Saturday, April 17, 2010

A NEW START

This is a blog entry by a friend Adrian Koh (with his permission). I am inspired by his desire, his honesty and his bravery. He is clear that it will take ACTION. Starting is the key action.

A 3 Month Project (or, How I am giving myself a chance) 15 Apr 2010

I'm coming out of an interesting period of my life, in that I'm coming to understand myself a whole lot more. That's the reason for this new post really - it's a new start stemming from new understanding; where it's not about me "giving something a chance", it's really about "giving ME a chance". Something I haven't done in a long, long time.
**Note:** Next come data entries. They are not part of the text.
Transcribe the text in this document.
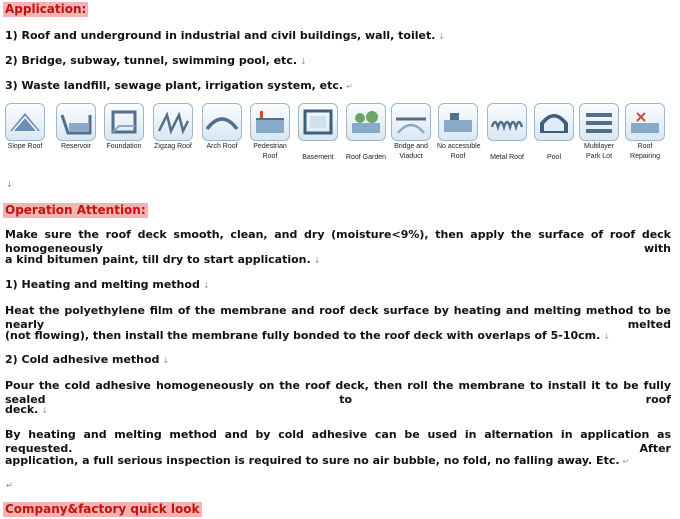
Application:
1) Roof and underground in industrial and civil buildings, wall, toilet. ↓
2) Bridge, subway, tunnel, swimming pool, etc. ↓
3) Waste landfill, sewage plant, irrigation system, etc. ↵
Slope Roof	Reservoir	Foundation	Zigzag Roof	Arch Roof	Pedestrian
Roof	Basement	Roof Garden
Bridge and
Viaduct
No accessible
Roof	Metal Roof	Pool
Multilayer
Park Lot
Roof
Repairing
↓
Operation Attention:
Make sure the roof deck smooth, clean, and dry (moisture<9%), then apply the surface of roof deck homogeneously with
a kind bitumen paint, till dry to start application. ↓
1) Heating and melting method ↓
Heat the polyethylene film of the membrane and roof deck surface by heating and melting method to be nearly melted
(not flowing), then install the membrane fully bonded to the roof deck with overlaps of 5-10cm. ↓
2) Cold adhesive method ↓
Pour the cold adhesive homogeneously on the roof deck, then roll the membrane to install it to be fully sealed to roof
deck. ↓
By heating and melting method and by cold adhesive can be used in alternation in application as requested. After
application, a full serious inspection is required to sure no air bubble, no fold, no falling away. Etc. ↵
↵
Company&factory quick look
I had a chat with James again about where I was taking the business of Nuskin - somewhat hesitant in my heart about committing the time and resources to the effort, especially after I'm just settling down from the mad year of 2009 and the first part of this year. Yet I find myself somewhat compelled to hear his thoughts on where I was. But what he shared and said was exactly what the doctor ordered in so many ways, especially after reading about how my dyslexia and ADHD had defined my life so much. Could I really say no to this?
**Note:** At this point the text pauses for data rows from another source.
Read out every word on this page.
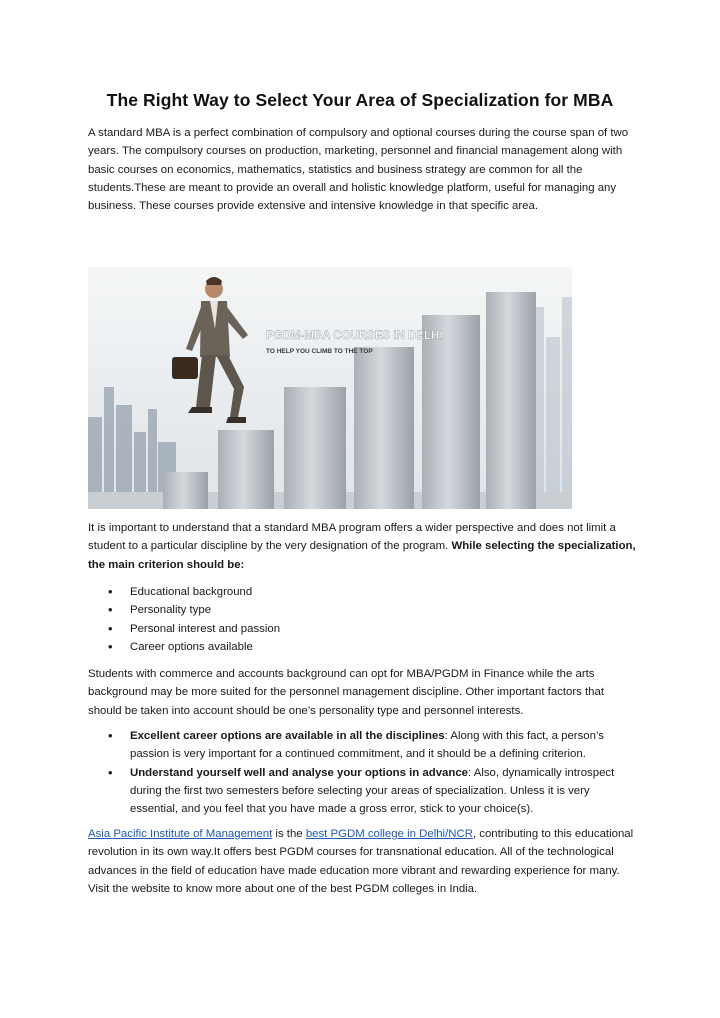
The Right Way to Select Your Area of Specialization for MBA

A standard MBA is a perfect combination of compulsory and optional courses during the course span of two years. The compulsory courses on production, marketing, personnel and financial management along with basic courses on economics, mathematics, statistics and business strategy are common for all the students.These are meant to provide an overall and holistic knowledge platform, useful for managing any business. These courses provide extensive and intensive knowledge in that specific area.

PGDM-MBA COURSES IN DELHI
TO HELP YOU CLIMB TO THE TOP

It is important to understand that a standard MBA program offers a wider perspective and does not limit a student to a particular discipline by the very designation of the program. While selecting the specialization, the main criterion should be:

• Educational background
• Personality type
• Personal interest and passion
• Career options available

Students with commerce and accounts background can opt for MBA/PGDM in Finance while the arts background may be more suited for the personnel management discipline. Other important factors that should be taken into account should be one’s personality type and personnel interests.

• Excellent career options are available in all the disciplines: Along with this fact, a person’s passion is very important for a continued commitment, and it should be a defining criterion.
• Understand yourself well and analyse your options in advance: Also, dynamically introspect during the first two semesters before selecting your areas of specialization. Unless it is very essential, and you feel that you have made a gross error, stick to your choice(s).

Asia Pacific Institute of Management is the best PGDM college in Delhi/NCR, contributing to this educational revolution in its own way.It offers best PGDM courses for transnational education. All of the technological advances in the field of education have made education more vibrant and rewarding experience for many. Visit the website to know more about one of the best PGDM colleges in India.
No I can't. I can't because I'm sick of how I've been told that I've potential but I keep squandering it. I'm sick of inactivity when I want to move forward. I'm tired of how I've not been able to move a step closer to making my personal dreams come true. And, as I let my prejudices fall, I'm seeing how this place has everything I need to succeed - and more importantly in my heart - the structure to help others succeed as well.
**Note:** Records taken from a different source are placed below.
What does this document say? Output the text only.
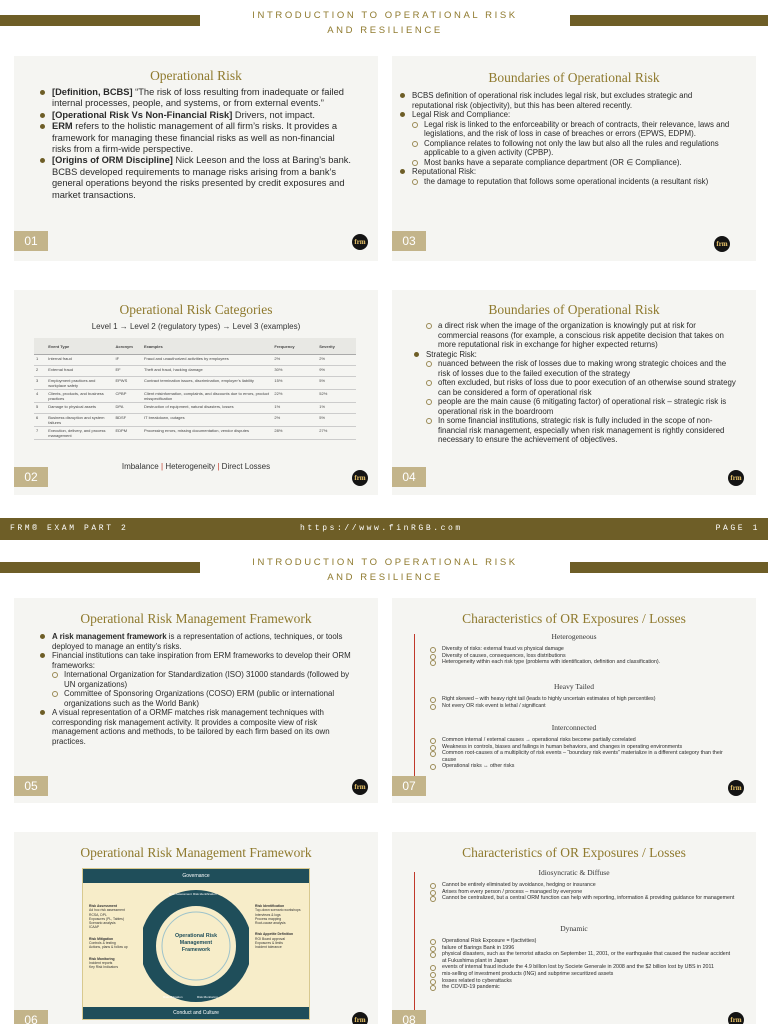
INTRODUCTION TO OPERATIONAL RISK
AND RESILIENCE
Operational Risk
[Definition, BCBS] “The risk of loss resulting from inadequate or failed internal processes, people, and systems, or from external events.”
[Operational Risk Vs Non-Financial Risk] Drivers, not impact.
ERM refers to the holistic management of all firm’s risks. It provides a framework for managing these financial risks as well as non-financial risks from a firm-wide perspective.
[Origins of ORM Discipline] Nick Leeson and the loss at Baring’s bank. BCBS developed requirements to manage risks arising from a bank’s general operations beyond the risks presented by credit exposures and market transactions.
01	frm
Boundaries of Operational Risk
BCBS definition of operational risk includes legal risk, but excludes strategic and reputational risk (objectivity), but this has been altered recently.
Legal Risk and Compliance:
Legal risk is linked to the enforceability or breach of contracts, their relevance, laws and legislations, and the risk of loss in case of breaches or errors (EPWS, EDPM).
Compliance relates to following not only the law but also all the rules and regulations applicable to a given activity (CPBP).
Most banks have a separate compliance department (OR ∈ Compliance).
Reputational Risk:
the damage to reputation that follows some operational incidents (a resultant risk)
03	frm
Operational Risk Categories
Level 1 → Level 2 (regulatory types) → Level 3 (examples)
	Event Type	Acronym	Examples	Frequency	Severity
1	Internal fraud	IF	Fraud and unauthorized activities by employees	2%	2%
2	External fraud	EF	Theft and fraud, hacking damage	30%	9%
3	Employment practices and workplace safety	EPWS	Contract termination issues, discrimination, employer’s liability	15%	5%
4	Clients, products, and business practices	CPBP	Client misinformation, complaints, and discounts due to errors, product misspecification	22%	52%
5	Damage to physical assets	DPA	Destruction of equipment, natural disasters, losses	1%	1%
6	Business disruption and system failures	BDSF	IT breakdown, outages	2%	5%
7	Execution, delivery, and process management	EDPM	Processing errors, missing documentation, vendor disputes	28%	27%
Imbalance | Heterogeneity | Direct Losses
02	frm
Boundaries of Operational Risk
a direct risk when the image of the organization is knowingly put at risk for commercial reasons (for example, a conscious risk appetite decision that takes on more reputational risk in exchange for higher expected returns)
Strategic Risk:
nuanced between the risk of losses due to making wrong strategic choices and the risk of losses due to the failed execution of the strategy
often excluded, but risks of loss due to poor execution of an otherwise sound strategy can be considered a form of operational risk
people are the main cause (6 mitigating factor) of operational risk – strategic risk is operational risk in the boardroom
In some financial institutions, strategic risk is fully included in the scope of non-financial risk management, especially when risk management is rightly considered necessary to ensure the achievement of objectives.
04	frm
FRM® EXAM PART 2	https://www.finRGB.com	PAGE 1
INTRODUCTION TO OPERATIONAL RISK
AND RESILIENCE
Operational Risk Management Framework
A risk management framework is a representation of actions, techniques, or tools deployed to manage an entity’s risks.
Financial institutions can take inspiration from ERM frameworks to develop their ORM frameworks:
International Organization for Standardization (ISO) 31000 standards (followed by UN organizations)
Committee of Sponsoring Organizations (COSO) ERM (public or international organizations such as the World Bank)
A visual representation of a ORMF matches risk management techniques with corresponding risk management activity. It provides a composite view of risk management actions and methods, to be tailored by each firm based on its own practices.
05	frm
Characteristics of OR Exposures / Losses
Heterogeneous
Diversity of risks: external fraud vs physical damage
Diversity of causes, consequences, loss distributions
Heterogeneity within each risk type (problems with identification, definition and classification).
Heavy Tailed
Right skewed – with heavy right tail (leads to highly uncertain estimates of high percentiles)
Not every OR risk event is lethal / significant
Interconnected
Common internal / external causes → operational risks become partially correlated
Weakness in controls, biases and failings in human behaviors, and changes in operating environments
Common root-causes of a multiplicity of risk events – “boundary risk events” materialize in a different category than their cause
Operational risks ↔ other risks
07	frm
Operational Risk Management Framework
Governance
Conduct and Culture
Operational Risk Management Framework
Risk Assessment Risk Identification
Risk Mitigation	Risk Monitoring
Risk Assessment
Ad hoc risk assessment
RCSA, DPL
Exposures (PL, Tables)
Scenario analysis
ICAAP
Risk Mitigation
Controls & testing
Actions, plans & follow up
Risk Monitoring
Incident reports
Key Risk Indicators
Risk Identification
Top-down scenario workshops
Interviews & logs
Process mapping
Root-cause analysis
Risk Appetite Definition
ROI Board approval
Exposures & limits
Incident tolerance
06	frm
Characteristics of OR Exposures / Losses
Idiosyncratic & Diffuse
Cannot be entirely eliminated by avoidance, hedging or insurance
Arises from every person / process – managed by everyone
Cannot be centralized, but a central ORM function can help with reporting, information & providing guidance for management
Dynamic
Operational Risk Exposure = f(activities)
failure of Barings Bank in 1996
physical disasters, such as the terrorist attacks on September 11, 2001, or the earthquake that caused the nuclear accident at Fukushima plant in Japan
events of internal fraud include the 4.9 billion lost by Societe Generale in 2008 and the $2 billion lost by UBS in 2011
mis-selling of investment products (ING) and subprime securitized assets
losses related to cyberattacks
the COVID-19 pandemic
08	frm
I'm pumped. I want this to work, part of me is scared that it's (yet another) phase that will die. But the support here is real. People work and help each other here because there's so much at stake, but also such immense gain (and I'm not talking about just money). It's a game and we can't do it unless we're all in it.

I could ramble on about what I'm feeling and thinking, but I don't want to take too much time away from the thing that will push me forward - action. Here's what I'm going to do:
1. Gather my list (in progress)
2. Watch Success Formula (0.25 through)
3. Start connecting with people and calling them if I can't meet them personally (started)
4. Invite invite invite (not started)


It's going to be an interesting month. Or 3. Or maybe a year. What matters is that I realise I'm not alone - I won't fail alone, and even more than that, I'm not going to succeed alone. Thanks guys, if you're reading this. Thank you for not giving up on me.